C'est mon maître, je reconnais son pas.
Cartier arrivait effectivement. Il tenait à la main des rameaux d'épinette.
—Réjouis-toi, Étienne, dit-il, je viens de rencontrer Domagaia. Il était naguère affecté de cette affreuse maladie qui nous désole. Aujourd'hui je le trouve sur pieds. Je m'enquiers comment il s'est guéri, feignant que Charles Guyot était aussi atteint de la contagion, mais me gardant bien de déclarer que nos compagnons en périssaient. Il me répond que c'est avec le jus et le marc des feuilles dont voici les branches. Il faut les faire bouillir, boire un gobelet de la décoction et appliquer le résidu en manière de cataplasme tous les deux jours. Veux-tu, Étienne, que nous commencions l'épreuve par toi, car nos gens se défient des sauvages. Ils craignent le poison. Je suis assuré cependant que ce végétal n'a point de propriétés offensives...
—Oh! mon oncle, je ferai tout ce que vous désirerez! dit Étienne. Mais Lucas vous appelle...
—Oui, maître, ajouta Charles Guyot. Le gourmette est à l'article de la mort. Il veut se confesser à vous.
—Encore ce malheureux enfant! Seigneur, je vous en conjure, mettez un terme à votre courroux, ou qu'il tombe de tout son poids sur moi! s'écria Cartier.
Et, posant ses branchages sur la table, il passa de la Petite sur la Grande-Hermine.
Dans le faux-pont, le spectacle était lugubre. Des hommes hâves, décharnés, des spectres plutôt, étaient assis languissamment autour du poêle ou couchés sur les branles. Leur visage n'avait plus rien d'humain. Quelques-uns poussaient des cris sourds, déchirants.
Pâle, les traits altérés, les membres amaigris, la démarche mal assurée, Cartier lui-même semblait une ombre, au milieu de ces fantômes.
A son arrivée les gémissements cessèrent.
—Mes amis, dit-il, je crois avoir découvert une médecine contre vos souffrances. C'est Domagaia qui m'en a donné le secret. Bientôt, je l'espère, nous remercierons le ciel d'être venu à notre secours.
Les mariniers secouèrent désespérément la tête, tandis que Cartier s'approchait du branle où Lucas se tordait en convulsions.
Frappé, lui aussi, du scorbut, le pauvre gourmette, enfant abandonné, recueilli par la charité de Cartier et qui avait trahi son bienfaiteur, sentait, avant d'expirer, le pressant besoin d'avouer son crime.

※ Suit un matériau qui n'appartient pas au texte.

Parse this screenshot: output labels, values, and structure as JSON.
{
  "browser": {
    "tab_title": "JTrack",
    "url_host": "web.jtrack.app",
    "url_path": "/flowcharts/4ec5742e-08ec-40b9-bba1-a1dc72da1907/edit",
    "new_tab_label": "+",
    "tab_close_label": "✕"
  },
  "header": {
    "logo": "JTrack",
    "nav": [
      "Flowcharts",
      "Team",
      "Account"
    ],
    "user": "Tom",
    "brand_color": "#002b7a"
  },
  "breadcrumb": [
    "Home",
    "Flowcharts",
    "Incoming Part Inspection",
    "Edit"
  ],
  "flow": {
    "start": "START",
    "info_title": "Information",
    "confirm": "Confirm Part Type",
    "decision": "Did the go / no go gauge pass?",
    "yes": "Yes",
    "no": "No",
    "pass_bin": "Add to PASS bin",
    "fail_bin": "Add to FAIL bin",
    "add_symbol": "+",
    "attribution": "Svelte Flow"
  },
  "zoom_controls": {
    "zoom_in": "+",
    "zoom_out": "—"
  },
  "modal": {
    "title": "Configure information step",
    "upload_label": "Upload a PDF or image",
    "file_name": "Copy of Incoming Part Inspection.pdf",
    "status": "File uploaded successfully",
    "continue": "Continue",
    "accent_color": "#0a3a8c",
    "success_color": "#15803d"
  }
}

La confession fut courte, car déjà commençait l'agonie de Lucas. Mais, sans doute, elle remua profondément les entrailles de maître Jacques.

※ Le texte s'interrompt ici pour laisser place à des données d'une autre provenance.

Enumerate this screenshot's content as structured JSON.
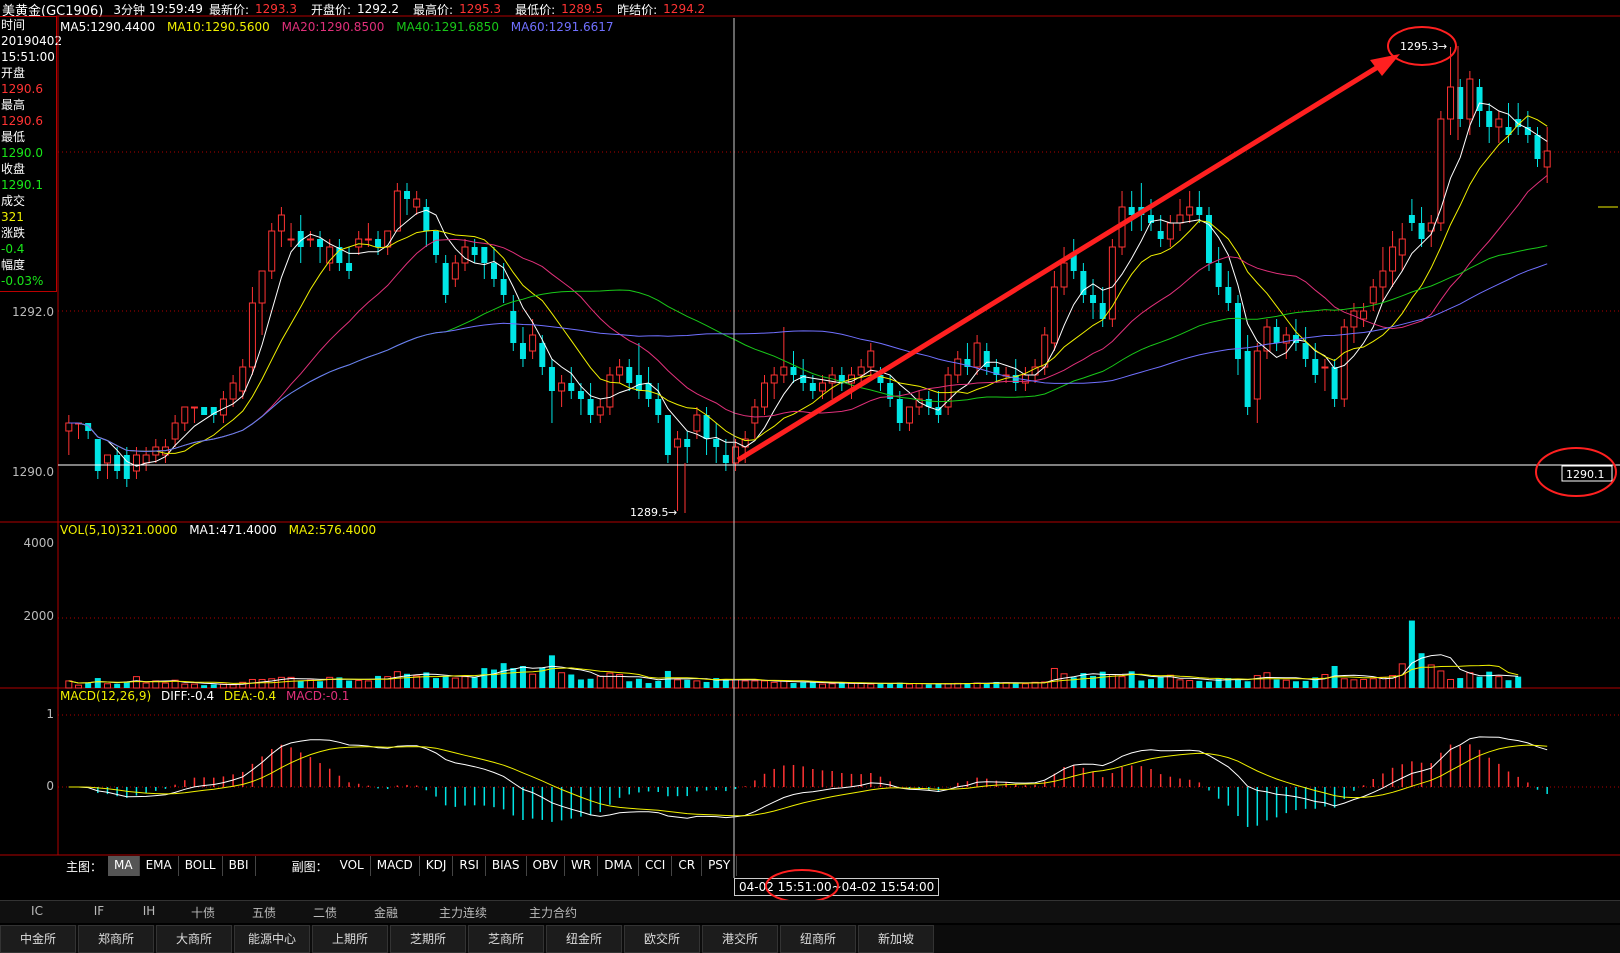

Ceux qui l'observaient l'entendirent prononcer ces mots: «Malheureux, je te pardonne;» et ils le virent porter, plus d'une fois, la main à son front ou essuyer des larmes à ses paupières.

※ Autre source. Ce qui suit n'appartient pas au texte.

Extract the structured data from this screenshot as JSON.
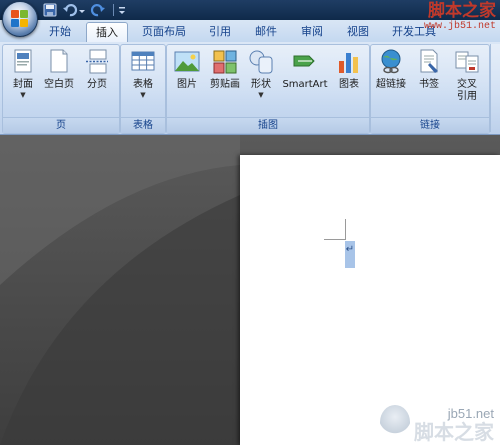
{
  "quick_access": {
    "save_icon": "save-icon",
    "undo_icon": "undo-icon",
    "redo_icon": "redo-icon",
    "customize_icon": "customize-dropdown-icon"
  },
  "tabs": [
    {
      "label": "开始",
      "active": false
    },
    {
      "label": "插入",
      "active": true
    },
    {
      "label": "页面布局",
      "active": false
    },
    {
      "label": "引用",
      "active": false
    },
    {
      "label": "邮件",
      "active": false
    },
    {
      "label": "审阅",
      "active": false
    },
    {
      "label": "视图",
      "active": false
    },
    {
      "label": "开发工具",
      "active": false
    }
  ],
  "ribbon": {
    "groups": [
      {
        "label": "页",
        "commands": [
          {
            "label": "封面",
            "icon": "cover-page-icon",
            "dropdown": true
          },
          {
            "label": "空白页",
            "icon": "blank-page-icon",
            "dropdown": false
          },
          {
            "label": "分页",
            "icon": "page-break-icon",
            "dropdown": false
          }
        ]
      },
      {
        "label": "表格",
        "commands": [
          {
            "label": "表格",
            "icon": "table-icon",
            "dropdown": true
          }
        ]
      },
      {
        "label": "插图",
        "commands": [
          {
            "label": "图片",
            "icon": "picture-icon",
            "dropdown": false
          },
          {
            "label": "剪贴画",
            "icon": "clip-art-icon",
            "dropdown": false
          },
          {
            "label": "形状",
            "icon": "shapes-icon",
            "dropdown": true
          },
          {
            "label": "SmartArt",
            "icon": "smartart-icon",
            "dropdown": false
          },
          {
            "label": "图表",
            "icon": "chart-icon",
            "dropdown": false
          }
        ]
      },
      {
        "label": "链接",
        "commands": [
          {
            "label": "超链接",
            "icon": "hyperlink-icon",
            "dropdown": false
          },
          {
            "label": "书签",
            "icon": "bookmark-icon",
            "dropdown": false
          },
          {
            "label": "交叉引用",
            "label_line1": "交叉",
            "label_line2": "引用",
            "icon": "cross-reference-icon",
            "dropdown": false
          }
        ]
      }
    ]
  },
  "document": {
    "paragraph_mark": "↵"
  },
  "watermark": {
    "top_title": "脚本之家",
    "top_url": "www.jb51.net",
    "bottom_url": "jb51.net",
    "bottom_title": "脚本之家"
  },
  "colors": {
    "accent_text": "#15428b",
    "ribbon_bg": "#cbdcf2",
    "watermark_red": "#c0392b"
  }
}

La nature reprenait-elle enfin ses droits sur la fermeté ordinaire du capitaine-général? Il luttait évidemment contre de puissantes impressions. Mais, dans cette lutte, le respect de son devoir l'emporta comme toujours.
—A genoux, mes amis, dit-il. A genoux! Je vais réciter la prière pour les moribonds.
Ceux des assistants qui étaient levés se prosternèrent. Les autres joignirent les mains, en se tournant vers le lit du mourant.
Et Jacques Cartier, d'une voix pénétrante:
«Partez de ce monde, âme chrétienne, au nom de Dieu le Père tout-puissant qui vous a créée; au nom de Jésus-Christ, fils du Dieu vivant, qui a souffert pour vous; au nom du Saint-Esprit, qui vous a été donné; au nom des Anges et des Archanges; au nom des Trônes et des Dominations; au nom des Principautés et des Puissances; au nom des Chérubins et des Séraphins; au nom des Patriarches et des Prophètes; au nom des saints Apôtres et des Évangélistes; au nom des saints Moines et solitaires; au nom des saintes Vierges et de tous les Saints et Saintes de Dieu. Qu'aujourd'hui votre séjour soit dans la paix, et votre demeure dans la Sainte Sion. Par Jésus-Christ, Notre Seigneur. Ainsi soit-il.»
—Ainsi soit-il! répétèrent, en sanglotant, les mariniers.
Secrètement, dans la nuit suivante, le corps de Lucas fut enterré, lui vingt-cinquième, sous la neige, le reste de ses compagnons étant trop faible pour fouiller la terre gelée.